Das Behaimdenkmal am Theresienplatz

Martin Behaim

Auftraggeber für den ältesten erhaltenen Erdglobus.

* 6.10.1459 in Nürnberg ; †29.7.1507 in Lissabon

Lebenslauf:

Nach Abschluss seiner Schulzeit wurde Martin Behaim 1476 zu einem flämischen Tuchhändler in die Lehre geschickt. 1478 wechselte er nach Antwerpen. Damals begann er bereits mit eigenen Handelsgeschäften. 1482/3 muss er sich wieder in Nürnberg aufgehalten haben. 1484/85 verlagerte er seinen Lebensmittelpunkt nach Portugal, wo er am 18. Februar 1485 zum Ritter geschlagen wurde. Um diese Zeit hat er wohl eine oder mehrere Reisen nach Afrika unternommen. Von 1490 bis 1493 hielt er sich wieder in Nürnberg auf, in dieser Zeit initiierte er die Herstellung des Erdglobuses. 1493 kehrte er nach Portugal zurück, wo er 1507 verarmt starb.

Wirken:

Martin Behaim war der Ideengeber für den Erdglobus von 1492, der sich bis heute im Besitz des Germanischen Nationalmuseums Nürnberg erhalten hat. Es handelt sich dabei um den ältesten erhaltenen Erdglobus.

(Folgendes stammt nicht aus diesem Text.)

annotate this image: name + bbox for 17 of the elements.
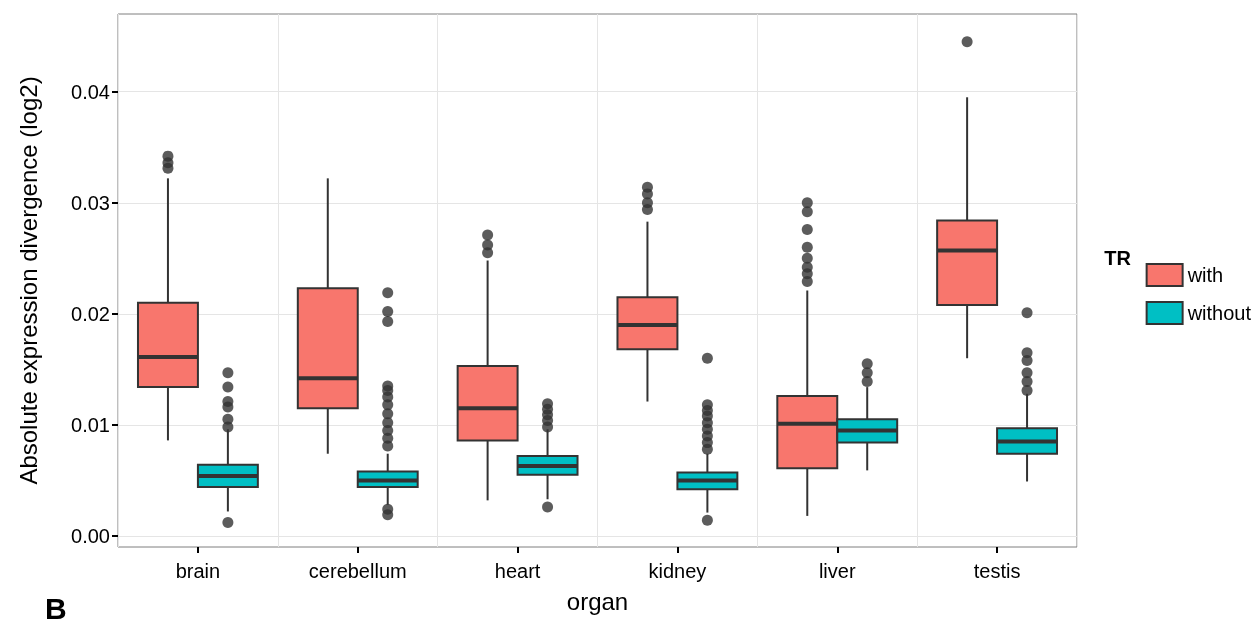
y-tick-label: 0.02 xyxy=(71,302,110,325)
legend-label: without xyxy=(1186,302,1252,324)
x-tick-label: kidney xyxy=(648,560,707,582)
y-axis-title: Absolute expression divergence (log2) xyxy=(14,76,42,485)
y-tick-label: 0.03 xyxy=(71,191,110,214)
x-tick-label: liver xyxy=(818,560,856,582)
legend-title: TR xyxy=(1104,247,1132,269)
legend-label: with xyxy=(1186,264,1224,286)
x-tick-label: testis xyxy=(973,560,1021,582)
y-tick-label: 0.04 xyxy=(71,80,110,103)
y-tick-label: 0.01 xyxy=(71,413,110,436)
y-tick-label: 0.00 xyxy=(71,524,110,547)
text: B xyxy=(45,591,67,625)
x-tick-label: cerebellum xyxy=(308,560,407,582)
x-tick-label: heart xyxy=(494,560,541,582)
x-tick-label: brain xyxy=(175,560,221,582)
x-axis-title: organ xyxy=(566,587,629,615)
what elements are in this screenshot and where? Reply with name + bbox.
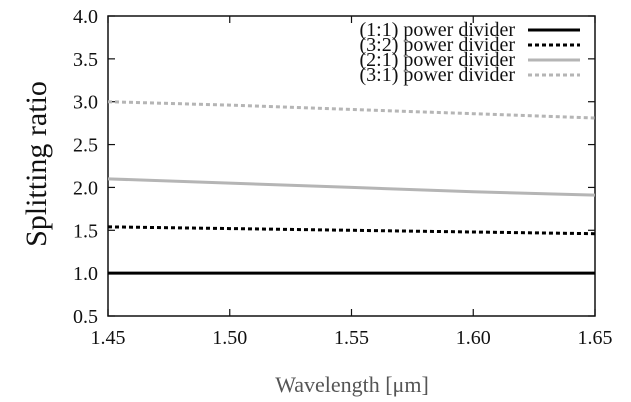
- y-tick-label-0: 0.5: [73, 306, 98, 328]
- x-tick-label-0: 1.45: [91, 327, 126, 349]
- x-tick-label-1: 1.50: [212, 327, 247, 349]
- y-tick-label-2: 1.5: [73, 220, 98, 242]
- legend-label-3: (3:1) power divider: [359, 64, 515, 86]
- y-tick-label-6: 3.5: [73, 49, 98, 71]
- series-line-3: [107, 100, 596, 120]
- legend-label-2: (2:1) power divider: [359, 49, 515, 71]
- x-tick-label-4: 1.65: [578, 327, 613, 349]
- x-tick-label-3: 1.60: [456, 327, 491, 349]
- y-tick-label-4: 2.5: [73, 135, 98, 157]
- series-line-1: [107, 225, 596, 236]
- y-tick-label-1: 1.0: [73, 263, 98, 285]
- x-tick-label-2: 1.55: [334, 327, 369, 349]
- legend-label-1: (3:2) power divider: [359, 34, 515, 56]
- x-axis-label: Wavelength [μm]: [275, 372, 429, 397]
- y-tick-label-3: 2.0: [73, 177, 98, 199]
- series-line-2: [107, 177, 596, 197]
- y-tick-label-5: 3.0: [73, 92, 98, 114]
- y-axis-label: Splitting ratio: [20, 81, 53, 247]
- legend-label-0: (1:1) power divider: [359, 19, 515, 41]
- y-tick-label-7: 4.0: [73, 6, 98, 28]
- plot-frame: [107, 15, 596, 317]
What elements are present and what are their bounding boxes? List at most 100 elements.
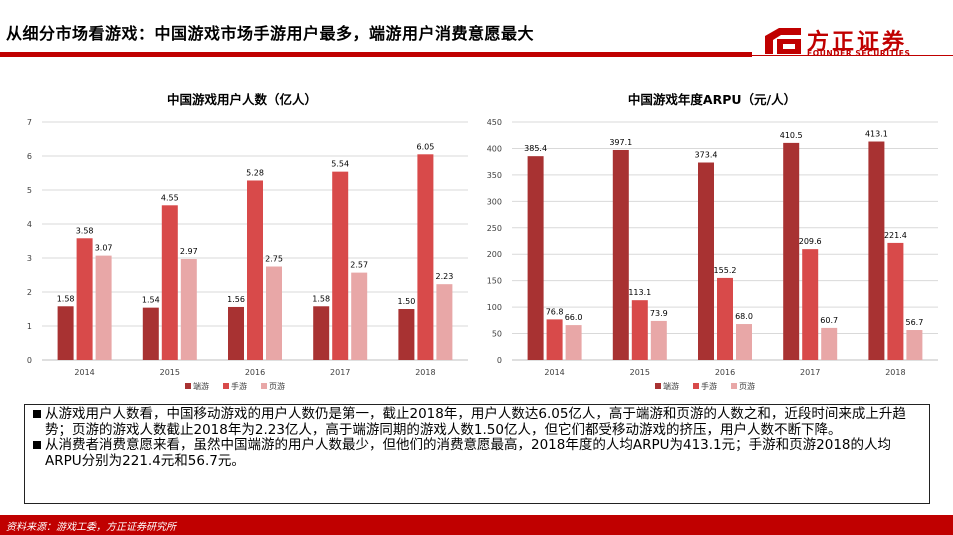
data-label: 1.54: [142, 296, 160, 305]
data-label: 6.05: [416, 142, 434, 151]
data-label: 76.8: [546, 307, 564, 316]
bar-端游-2016: [228, 306, 244, 360]
note-text: 从消费者消费意愿来看，虽然中国端游的用户人数最少，但他们的消费意愿最高，2018…: [45, 437, 891, 469]
data-label: 73.9: [650, 309, 668, 318]
y-tick-label: 450: [487, 118, 502, 127]
data-label: 397.1: [609, 138, 632, 147]
note-item: 从消费者消费意愿来看，虽然中国端游的用户人数最少，但他们的消费意愿最高，2018…: [33, 437, 923, 469]
legend-swatch-icon: [223, 383, 229, 389]
legend-swatch-icon: [261, 383, 267, 389]
legend-label: 手游: [231, 381, 247, 391]
y-tick-label: 4: [27, 220, 32, 229]
y-tick-label: 400: [487, 144, 502, 153]
header-divider: [0, 52, 752, 57]
chart-arpu: 中国游戏年度ARPU（元/人） 0 50 100 150 200 250 300 350 400 4…: [478, 84, 946, 404]
note-text: 从游戏用户人数看，中国移动游戏的用户人数仍是第一，截止2018年，用户人数达6.…: [45, 406, 906, 438]
x-tick-label: 2016: [715, 368, 735, 377]
company-logo: 方正证券 FOUNDER SECURITIES: [763, 22, 949, 60]
bar-页游-2017: [821, 327, 838, 360]
bar-手游-2017: [332, 171, 349, 360]
x-tick-label: 2017: [330, 368, 350, 377]
bar-端游-2014: [527, 156, 544, 360]
data-label: 155.2: [714, 266, 737, 275]
data-label: 5.28: [246, 168, 264, 177]
bar-端游-2018: [398, 309, 415, 360]
bar-页游-2016: [266, 266, 282, 360]
note-item: 从游戏用户人数看，中国移动游戏的用户人数仍是第一，截止2018年，用户人数达6.…: [33, 406, 923, 438]
data-label: 68.0: [735, 312, 753, 321]
data-label: 2.57: [350, 261, 368, 270]
bar-页游-2014: [565, 325, 582, 360]
data-label: 1.50: [397, 297, 415, 306]
bar-手游-2017: [802, 249, 819, 360]
logo-name-cn: 方正证券: [807, 30, 908, 55]
data-label: 4.55: [161, 193, 179, 202]
bar-端游-2015: [612, 149, 629, 360]
legend-swatch-icon: [185, 383, 191, 389]
bullet-square-icon: [33, 441, 41, 449]
data-label: 56.7: [905, 318, 923, 327]
bar-页游-2017: [351, 272, 368, 360]
y-tick-label: 6: [27, 152, 32, 161]
x-tick-label: 2018: [885, 368, 905, 377]
bar-手游-2018: [887, 242, 904, 360]
data-label: 5.54: [331, 160, 349, 169]
data-label: 2.97: [180, 247, 198, 256]
y-tick-label: 5: [27, 186, 32, 195]
data-label: 3.07: [95, 244, 113, 253]
data-label: 385.4: [524, 144, 547, 153]
bar-手游-2014: [76, 238, 93, 360]
data-label: 113.1: [628, 288, 651, 297]
source-note: 资料来源：游戏工委，方正证券研究所: [6, 522, 176, 533]
y-tick-label: 0: [497, 356, 502, 365]
bar-端游-2018: [868, 141, 885, 360]
x-tick-label: 2014: [74, 368, 94, 377]
x-tick-label: 2018: [415, 368, 435, 377]
data-label: 1.58: [57, 294, 75, 303]
bar-端游-2015: [142, 307, 159, 360]
legend-label: 手游: [701, 381, 717, 391]
data-label: 1.56: [227, 295, 245, 304]
bar-页游-2018: [906, 330, 923, 360]
arpu-bar-chart: 中国游戏年度ARPU（元/人） 0 50 100 150 200 250 300 350 400 4…: [487, 92, 938, 391]
bullet-square-icon: [33, 410, 41, 418]
data-label: 221.4: [884, 231, 907, 240]
bar-页游-2015: [650, 320, 667, 360]
data-label: 60.7: [820, 316, 838, 325]
data-label: 373.4: [695, 151, 718, 160]
logo-name-en: FOUNDER SECURITIES: [807, 49, 911, 58]
y-tick-label: 3: [27, 254, 32, 263]
y-tick-label: 7: [27, 118, 32, 127]
bar-页游-2016: [736, 324, 752, 360]
y-tick-label: 250: [487, 224, 502, 233]
chart-title: 中国游戏年度ARPU（元/人）: [628, 92, 796, 107]
data-label: 3.58: [76, 226, 94, 235]
legend-swatch-icon: [655, 383, 661, 389]
data-label: 2.23: [435, 272, 453, 281]
bar-手游-2015: [631, 300, 648, 360]
legend-label: 端游: [193, 381, 209, 391]
y-tick-label: 150: [487, 277, 502, 286]
x-tick-label: 2015: [630, 368, 650, 377]
users-bar-chart: 中国游戏用户人数（亿人） 0 1 2 3 4 5 6 7 1.58 3.583.07 2014 1.54…: [27, 92, 468, 391]
data-label: 66.0: [565, 313, 583, 322]
chart-title: 中国游戏用户人数（亿人）: [167, 92, 317, 107]
y-tick-label: 350: [487, 171, 502, 180]
chart-users: 中国游戏用户人数（亿人） 0 1 2 3 4 5 6 7 1.58 3.58 3.07 2014 1.54…: [8, 84, 476, 404]
page-title: 从细分市场看游戏：中国游戏市场手游用户最多，端游用户消费意愿最大: [6, 24, 535, 43]
bar-端游-2017: [783, 142, 800, 360]
y-tick-label: 1: [27, 322, 32, 331]
bar-手游-2015: [161, 205, 178, 360]
header-divider-thin: [752, 55, 953, 56]
bar-手游-2014: [546, 319, 563, 360]
x-tick-label: 2015: [160, 368, 180, 377]
bar-端游-2014: [57, 306, 74, 360]
bar-页游-2015: [180, 259, 197, 360]
data-label: 209.6: [799, 237, 822, 246]
bar-手游-2016: [247, 180, 263, 360]
data-label: 413.1: [865, 130, 888, 139]
y-tick-label: 300: [487, 197, 502, 206]
x-tick-label: 2016: [245, 368, 265, 377]
footer-bar: 资料来源：游戏工委，方正证券研究所: [0, 515, 953, 535]
data-label: 1.58: [312, 294, 330, 303]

Mitgliedschaften und Ehrungen:

In Nürnberg wurde 1870/75 eine kleine Verbindungsstraße zwischen der Ludwig-Feuerbach-Straße und der Äußeren Sulzbacher Straße nach Martin Behaim benannt, zudem trägt ein Gymnasium in der Südstadt seinen Namen.

Am Theresienplatz findet sich das Martin-Behaim-Denkmal. 1837 wurde durch den bekannten Astronomen Johann Heinrich Mädler (1794-1874) ein Krater auf dem Mond nach ihm benannt.